UNION COUNTY — On Monday the county finalized the sale of Runnells Specialized Hospital for $26 million in cash, but the move will end up saving the county $52 million over the next five years.
Although the county handed over the keys to Runnells to Center Management Group of Flushing, New York, this week, the group leased back the hospital’s 44-bed Cornerstone Psychiatric Unit. The leaseback agreement was part of a deal made with Center Management after they were unable to obtain an agreement with the state to operate the unit.
“This was a comprehensive effort that analyzed every facet of the hospital and every scenario for its continued operations,” said Freeholder Chairman Chris Hudak, adding “a decision of this magnitude was not an easy one and required well over two years of work.”
“The bottom line is that we’ve made the best decision possible toward maintaining the financial viability of the hospital, keeping it open and guaranteeing the continuum of quality care for its patients,” Hudak said, mentioning that the county set a goal at the beginning of 2014 to complete the transition before the end of December.
According to the lease agreement made with Center Management, although it will cost the county $14 million a year to operate the unit, after state reimbursements of $13.3 million, net costs for running Cornerstone will run about $700,000 annually, the same amount currently being spent for the unit.
Noteworthy in the lease agreement obtained by LocalSource is that once Center Management obtains the proper certification from the state, Cornerstone will be turned over completely to the group.
The finalization of the sale of Runnells marks the first ownership change in the hospital’s 102-year history; however, the transition went smoothly.
Although the facility is operating under new ownership, it is open and of the 391 employees impacted by the change in ownership, 209 were either rehired, kept their jobs, were transferred to other positions within the county or retired.
According to county officials, Center Management is expected to fill additional positions from this employee pool.

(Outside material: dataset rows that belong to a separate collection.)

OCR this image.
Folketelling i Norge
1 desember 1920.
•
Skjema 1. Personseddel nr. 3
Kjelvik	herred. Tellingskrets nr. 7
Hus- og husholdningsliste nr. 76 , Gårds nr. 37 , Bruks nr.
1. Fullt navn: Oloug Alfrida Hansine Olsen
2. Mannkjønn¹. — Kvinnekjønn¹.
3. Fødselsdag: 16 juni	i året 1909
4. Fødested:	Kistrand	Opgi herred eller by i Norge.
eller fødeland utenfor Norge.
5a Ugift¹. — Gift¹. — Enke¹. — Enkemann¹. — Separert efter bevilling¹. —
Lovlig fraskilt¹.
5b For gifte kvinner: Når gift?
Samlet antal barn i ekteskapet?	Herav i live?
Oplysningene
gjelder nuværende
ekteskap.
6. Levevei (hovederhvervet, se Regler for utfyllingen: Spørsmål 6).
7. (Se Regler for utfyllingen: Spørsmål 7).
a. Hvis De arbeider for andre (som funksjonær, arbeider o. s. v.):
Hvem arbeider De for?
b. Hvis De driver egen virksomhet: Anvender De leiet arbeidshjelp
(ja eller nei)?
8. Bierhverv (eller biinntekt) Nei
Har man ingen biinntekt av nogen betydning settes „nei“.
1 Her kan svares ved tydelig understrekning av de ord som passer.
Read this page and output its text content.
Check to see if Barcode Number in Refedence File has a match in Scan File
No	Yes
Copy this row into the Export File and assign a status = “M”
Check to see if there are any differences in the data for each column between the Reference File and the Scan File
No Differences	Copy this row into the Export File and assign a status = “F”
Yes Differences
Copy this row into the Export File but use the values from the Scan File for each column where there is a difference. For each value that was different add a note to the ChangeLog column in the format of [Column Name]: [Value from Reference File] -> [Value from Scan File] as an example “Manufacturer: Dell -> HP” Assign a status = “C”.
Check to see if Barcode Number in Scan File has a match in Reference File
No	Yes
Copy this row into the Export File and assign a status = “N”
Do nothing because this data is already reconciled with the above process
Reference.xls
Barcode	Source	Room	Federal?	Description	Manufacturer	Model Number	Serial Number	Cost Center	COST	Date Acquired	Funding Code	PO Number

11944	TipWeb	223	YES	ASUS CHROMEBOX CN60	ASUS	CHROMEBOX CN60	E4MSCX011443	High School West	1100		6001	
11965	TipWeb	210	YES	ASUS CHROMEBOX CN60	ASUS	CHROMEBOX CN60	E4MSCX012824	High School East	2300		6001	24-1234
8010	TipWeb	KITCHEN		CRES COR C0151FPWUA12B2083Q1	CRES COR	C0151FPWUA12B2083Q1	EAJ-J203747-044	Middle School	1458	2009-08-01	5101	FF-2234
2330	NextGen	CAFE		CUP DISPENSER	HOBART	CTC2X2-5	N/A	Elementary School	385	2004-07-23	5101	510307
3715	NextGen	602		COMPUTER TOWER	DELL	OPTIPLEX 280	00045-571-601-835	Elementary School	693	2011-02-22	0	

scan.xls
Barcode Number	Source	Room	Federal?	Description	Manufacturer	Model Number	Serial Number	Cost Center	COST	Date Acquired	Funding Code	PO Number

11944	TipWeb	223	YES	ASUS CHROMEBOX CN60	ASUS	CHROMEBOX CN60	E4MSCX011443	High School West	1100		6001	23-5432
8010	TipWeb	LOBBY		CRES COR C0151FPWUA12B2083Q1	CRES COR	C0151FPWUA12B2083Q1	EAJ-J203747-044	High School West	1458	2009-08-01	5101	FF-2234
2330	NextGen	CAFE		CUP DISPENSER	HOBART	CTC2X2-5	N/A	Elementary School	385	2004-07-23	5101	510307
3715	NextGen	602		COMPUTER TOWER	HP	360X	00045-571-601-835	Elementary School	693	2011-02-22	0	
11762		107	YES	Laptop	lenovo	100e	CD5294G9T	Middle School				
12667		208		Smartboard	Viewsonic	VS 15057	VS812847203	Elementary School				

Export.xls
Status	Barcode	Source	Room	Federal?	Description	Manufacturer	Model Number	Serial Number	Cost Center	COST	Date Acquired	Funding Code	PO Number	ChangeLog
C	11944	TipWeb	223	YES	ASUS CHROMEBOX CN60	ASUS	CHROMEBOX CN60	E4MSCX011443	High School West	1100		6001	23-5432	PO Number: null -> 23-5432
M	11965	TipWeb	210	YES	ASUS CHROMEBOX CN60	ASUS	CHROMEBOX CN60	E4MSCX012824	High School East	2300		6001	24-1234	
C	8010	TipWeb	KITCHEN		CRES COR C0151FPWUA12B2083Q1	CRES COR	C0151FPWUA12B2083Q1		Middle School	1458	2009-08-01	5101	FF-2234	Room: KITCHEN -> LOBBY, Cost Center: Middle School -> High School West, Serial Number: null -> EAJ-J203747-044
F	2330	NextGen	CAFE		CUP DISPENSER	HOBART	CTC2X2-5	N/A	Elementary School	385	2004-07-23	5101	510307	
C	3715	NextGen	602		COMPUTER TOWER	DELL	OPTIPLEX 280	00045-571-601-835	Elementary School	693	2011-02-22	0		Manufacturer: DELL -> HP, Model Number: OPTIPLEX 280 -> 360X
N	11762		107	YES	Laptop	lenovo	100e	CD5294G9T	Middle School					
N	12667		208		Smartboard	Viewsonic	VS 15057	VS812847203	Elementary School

The sale was contingent upon several conditions, including that Center Management pay not less than $26 million for the facility; give current patients the right to remain at the facility; give employees in good standing the right of first refusal for their positions; a guarantee of a five-year capital improvement plan; a commitment to sharing revenue with the county for any new health care related services or related facilities the group adds to the hospital; a deed restriction that requires the hospital remain a health care facility for long-term patients; and that a certain percentage of beds will remain available for Union County residents and indigent patients.
Hudak explained that the county had to consider selling the hospital because of the overriding cost of operating the facility. Since 2006, he said, New Jersey’s Medicaid Program has continued to under fund long term care facilities and coupled with Medicare and Medicaid rates dropping every year, this made it difficult for any county to operate a nursing home facility.
As a result, Hudak added, the county has paid a total of $30 million over the last two years to subsidize Runnells. Last year alone the county subsidy for this hospital came to $13.5 million, but that number was expected to climb to $17 million.
Other counties also experienced decreasing state and federal reimbursements and had no other option but to sell to private operators. Among those counties making this move included Camden County in 2013, Burlington County in 2012, Cumberland County in 2011, Mercer in 2010 and Hudson in 2002.
The county began considering the sale of Runnells in 2012 when it became apparent state and federal reimbursements were only going to continue to go down. At that time county officials brought aboard Complete HealthCare Resources-Eastern, Inc. to look at Runnells “to independently and objectively analyze and evaluate possible options” for the hospital.
The study was conducted to find ways to reduce costs and enable the hospital to react to a changing healthcare environment by determining if and how operations at the Berkeley Heights facility could continue as it was or if changes had to be made.
In January 2013 the county issued a report which concluded that due to declining reimbursements, decreasing occupancy rates, Medicare reductions, rising employee and operational costs and capital expense requirements, the county had to consider several options. Among the options were revenue enhancements, expense reductions and sale of the facility.
Runnells, though, had been a financial thorn in the side of the county for at least ten years.
According to figures obtained from the county at the time, the county was only receiving $222 per patient per day, but that number was expected to fall another 10 percent to $190. In order for Runnells to break even the county would have had to realize reimbursements of more than $300 a day for each patient using Medicare or Medicaid.
Based on this and the recommendations of the CHR report, county officials believed their only viable option was to look into sale of the facility while also still looking for ways of increasing revenue and reducing expenses.
It was at this point the county decided to explore transferring Runnells operations to the Union County Improvement Authority.
There was no denying that even if the county could cut costs, it would be impossible to find revenue that would eliminate the millions the county was spending to subsidize the hospital.
In 2013 the county and UCIA entered into an understanding whereby the authority would put out a request for proposals from private companies that wished to lease or purchase Runnells. In December 2013 four proposals were received for the purchase of the hospital, and one offering a lease agreement. An appraisal of the hospital came in at $26 million and by the end of February 2014 Center Management was selected as the company best suited to buy the facility.